To her infinite dismay, Sandy suddenly pulled off his coat and vest,
threw them on the ground, kicked off his boots, and, plunging wildly
forward, darted headlong over the hill in the direction of the river.

"Goodness heavens! the man will be drowned!" said Miss Mary; and then,
with feminine inconsistency, she ran back to the schoolhouse and
locked herself in. That night, while seated at supper with her
hostess, the blacksmith's wife, it came to Miss Mary to ask, demurely,
if her husband ever got drunk. "Abner," responded Mrs. Stidger
reflectively,--"let's see!
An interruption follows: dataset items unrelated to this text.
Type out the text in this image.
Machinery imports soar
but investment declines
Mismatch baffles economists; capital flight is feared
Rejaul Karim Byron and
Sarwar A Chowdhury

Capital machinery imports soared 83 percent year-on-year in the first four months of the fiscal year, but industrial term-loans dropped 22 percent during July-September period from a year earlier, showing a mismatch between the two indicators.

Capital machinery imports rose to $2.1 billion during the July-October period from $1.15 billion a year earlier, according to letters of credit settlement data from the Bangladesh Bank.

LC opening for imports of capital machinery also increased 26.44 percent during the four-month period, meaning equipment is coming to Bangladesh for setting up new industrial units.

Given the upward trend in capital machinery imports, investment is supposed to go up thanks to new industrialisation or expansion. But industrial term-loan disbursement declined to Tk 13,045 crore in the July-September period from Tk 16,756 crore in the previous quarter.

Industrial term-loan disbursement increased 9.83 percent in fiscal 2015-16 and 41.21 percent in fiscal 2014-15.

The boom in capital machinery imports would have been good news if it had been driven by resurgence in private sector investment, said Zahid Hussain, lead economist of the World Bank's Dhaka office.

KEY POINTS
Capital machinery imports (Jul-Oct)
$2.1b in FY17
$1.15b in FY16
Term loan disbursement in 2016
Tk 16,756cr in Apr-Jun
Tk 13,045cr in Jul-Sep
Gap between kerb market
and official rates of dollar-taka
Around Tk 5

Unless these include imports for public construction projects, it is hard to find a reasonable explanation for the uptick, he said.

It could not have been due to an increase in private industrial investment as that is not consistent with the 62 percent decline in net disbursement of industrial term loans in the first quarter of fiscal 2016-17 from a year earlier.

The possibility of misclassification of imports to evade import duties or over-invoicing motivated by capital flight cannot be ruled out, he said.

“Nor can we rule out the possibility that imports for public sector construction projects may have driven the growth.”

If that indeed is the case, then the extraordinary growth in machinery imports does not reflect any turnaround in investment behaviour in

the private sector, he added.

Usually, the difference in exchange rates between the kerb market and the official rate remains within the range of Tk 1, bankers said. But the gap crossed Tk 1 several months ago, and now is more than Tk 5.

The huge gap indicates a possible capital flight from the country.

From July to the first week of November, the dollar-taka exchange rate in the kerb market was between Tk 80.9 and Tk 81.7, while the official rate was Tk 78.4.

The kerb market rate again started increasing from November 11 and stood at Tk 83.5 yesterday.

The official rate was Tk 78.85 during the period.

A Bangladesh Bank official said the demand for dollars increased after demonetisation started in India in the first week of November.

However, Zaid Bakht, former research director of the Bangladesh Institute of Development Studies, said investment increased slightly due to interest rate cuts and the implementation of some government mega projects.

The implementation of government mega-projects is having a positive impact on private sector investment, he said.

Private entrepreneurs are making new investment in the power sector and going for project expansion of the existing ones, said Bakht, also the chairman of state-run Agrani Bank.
Abner hasn't been tight since last
'lection." Miss Mary would have liked to ask if he preferred lying in
the sun on these occasions, and if a cold bath would have hurt him;
but this would have involved an explanation, which she did not then
care to give. So she contented herself with opening her gray eyes
widely at the red-cheeked Mrs. Stidger,--a fine specimen of
Southwestern efflorescence,--and then dismissed the subject
altogether. The next day she wrote to her dearest friend in Boston: "I
think I find the intoxicated portion of this community the least
objectionable, I refer, my dear, to the men, of course. I do not know
anything that could make the women tolerable."